China’s infamous Great Firewall, the massive surveillance and censorship system sitting between China’s internet and the rest of the world, has been circumvented and bypassed by numerous techniques over the years with varying degrees of success and longevity.
The latest trick, carried out by activists at Great Firewall monitoring site Greatfire.org, is to upload mirrored copies of blocked sites to cloud hosting services, challenging the Great Firewall operators to block major brands like Amazon and Google cloud hosting, or allow freer access to banned material.
The move came in response to further blocking by the Great Firewall, with Chinese versions of the Reuters and Wall Street Journal news sites added to the blocklist in mid-November. The Reuters site was mirrored to the Amazon cloud service within a few days of the new blockages.
China is notorious for filtering all sorts of web traffic, both blocking specific sites and services (including Facebook and Twitter) and monitoring for a long list of keywords, ready to cut connections as soon as they become suspect.
Freedom of speech activists have pointed to the Great Firewall, officially referred to as the “Golden Shield Project“, as a clear example of repression, while economists have suggested the filtering of the internet is impeding China’s potential for economic development.
The inventor of the World Wide Web, Sir Tim Berners-Lee, recently made clear his belief that China’s government would be forced to gradually slacken their control over the internet, and that the Great Firewall will eventually be dismantled, citing mainly economic reasons.
For now, residents of China are stuck with limiting themselves to the government’s approved list of sites and subjects, or trying various means of bypassing the controls, from technical methods like proxies and VPNs to more human tricks like using codewords to replace banned terms, or sending images rather than text.
This latest technique offers the promise of access to all manner of proscribed information, but it doesn’t really break the Great Firewall. The internet is about much more than simply viewing information, and the interactivity and opportunities to join forces offered by sites like Facebook and Twitter are what make them seem so dangerous to the Chinese government.
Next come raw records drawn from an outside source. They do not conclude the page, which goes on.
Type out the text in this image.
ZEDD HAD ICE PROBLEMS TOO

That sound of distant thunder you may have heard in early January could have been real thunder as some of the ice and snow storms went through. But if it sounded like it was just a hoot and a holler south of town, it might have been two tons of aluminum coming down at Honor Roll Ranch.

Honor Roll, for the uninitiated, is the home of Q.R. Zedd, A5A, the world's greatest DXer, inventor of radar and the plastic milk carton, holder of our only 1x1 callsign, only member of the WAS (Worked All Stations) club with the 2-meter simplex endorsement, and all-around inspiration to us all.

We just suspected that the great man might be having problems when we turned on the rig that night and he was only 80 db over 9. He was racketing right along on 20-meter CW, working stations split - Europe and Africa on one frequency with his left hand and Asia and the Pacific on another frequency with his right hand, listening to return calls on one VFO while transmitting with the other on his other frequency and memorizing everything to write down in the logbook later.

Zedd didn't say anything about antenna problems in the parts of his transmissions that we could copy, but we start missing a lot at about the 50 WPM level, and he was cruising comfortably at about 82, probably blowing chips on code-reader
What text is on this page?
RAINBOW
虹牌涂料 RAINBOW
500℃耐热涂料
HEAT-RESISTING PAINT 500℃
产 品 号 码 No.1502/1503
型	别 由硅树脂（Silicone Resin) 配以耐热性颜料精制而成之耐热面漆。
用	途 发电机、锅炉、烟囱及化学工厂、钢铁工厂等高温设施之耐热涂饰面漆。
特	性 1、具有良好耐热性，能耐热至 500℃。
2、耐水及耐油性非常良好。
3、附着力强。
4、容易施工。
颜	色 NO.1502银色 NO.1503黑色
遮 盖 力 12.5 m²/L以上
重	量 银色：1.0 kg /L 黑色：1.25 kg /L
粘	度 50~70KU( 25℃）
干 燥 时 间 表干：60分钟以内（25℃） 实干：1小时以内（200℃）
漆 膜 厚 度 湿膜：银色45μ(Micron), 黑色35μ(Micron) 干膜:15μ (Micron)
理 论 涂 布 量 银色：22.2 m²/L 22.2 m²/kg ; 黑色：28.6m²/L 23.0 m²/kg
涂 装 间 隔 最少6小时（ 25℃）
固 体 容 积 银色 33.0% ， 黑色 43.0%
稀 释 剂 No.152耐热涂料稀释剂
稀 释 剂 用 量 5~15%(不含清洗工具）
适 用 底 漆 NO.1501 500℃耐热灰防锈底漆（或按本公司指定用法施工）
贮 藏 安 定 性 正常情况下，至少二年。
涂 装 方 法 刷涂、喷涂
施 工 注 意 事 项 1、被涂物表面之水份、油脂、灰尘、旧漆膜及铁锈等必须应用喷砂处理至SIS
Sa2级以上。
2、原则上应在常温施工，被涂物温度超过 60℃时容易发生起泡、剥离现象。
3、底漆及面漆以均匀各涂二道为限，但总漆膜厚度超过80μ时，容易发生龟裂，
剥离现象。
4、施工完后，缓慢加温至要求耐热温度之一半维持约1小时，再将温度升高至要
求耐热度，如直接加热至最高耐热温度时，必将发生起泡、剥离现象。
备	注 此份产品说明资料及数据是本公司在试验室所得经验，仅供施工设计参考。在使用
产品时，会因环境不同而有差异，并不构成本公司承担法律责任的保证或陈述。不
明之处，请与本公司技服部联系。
A mirrored version of a website can never be much more than a one-way viewing experience; even news sites are highly interactive and public-driven these days, so if the commenting and forum systems are not integrated into those of the official site, there remains a divide between China and the rest of the world.
Worse, if people within China start treating such mirrored sites as the real thing, it will make life much easier for criminals. Websites that look right but have the wrong address should always be a warning sigh to internet users. Anything that makes it normal for users to see websites at the wrong addresses robs them of a simple and important safeguard against things like phishing.
So, let’s hope that the Chinese government starts thinking of the advantages of opening up its internet to the rest of the world, which should be good for its economy, its people’s happiness and its nation’s reputation. Let’s hope it starts that process soon.
In the meantime, if Chinese citizens do feel obliged to try to find ways around the censorship, let’s hope they can do it safely and cautiously, and not start picking up any bad habits.
Ok, this is probably nit-picking, but I’d rank the readership of nakedsecurity as sufficiently technical as to distinguish between the Internet and the World Wide Web. Tim Berners-Lee invented the latter, and has made no contributions to the invention of the former.
Also, what’s the advantage of static mirroring of a website (which can be quite inconvenient) to a regular proxy server, or a web application that proxies the requests when they’re being sent?
I agree, fixed, thanks.
As to the advantage of static mirroring – I don’t have any more information to go on but since they’ve only just started and they’re reproducing mostly static sites it is perhaps just ‘good enough’.
The cost of running these mirrors must be quite serious given the potential popularity of the sites and the size of the audience. You can run a mirror on S3 but you’d have to run a proxy on EC2.
If the Chinese government were genuinely concerned about its economy, its people’s happiness, or its nation’s reputation, they wouldn’t be communists in the first place.
Hello,
I object to politically charged agenda on an IT-security blog. The PRC does not obey the western liberal democratic ideas which are forcibly pushed onto the net. The chinese empire works according to its own 5000 year old principles. They are not monothesitic and they do not adhere to the religion of self-individualism. By the way, I think no british entity shall criticize China, due to lack of moral foothold (cue two opium wars…)
Furthermore, why should China make any effort tweaking the Great Firewall? They just tell Google and Amazon to keep their cloud fully compliant with the laws of the PRC, else on the third re-offense they would be completely banished from PRC, causing large financial loss and forcing them to comply pre-emptively.
One of most important principles of freedom of information is that anyone can say anything but everyone have also a choice what information to trust and what information is interesting to them. We are all aware of media wars of today but only legit weapon against that is education. Do every Chinese citizen can be 100% that government make always a best choice for him? As much as “west” others are also free to show their opinions and ideas on internet. The only problem with great china firewall is that Chinese government denied civilians free choice that they can say what is good and what is bad for them and they don’t have a right to do that.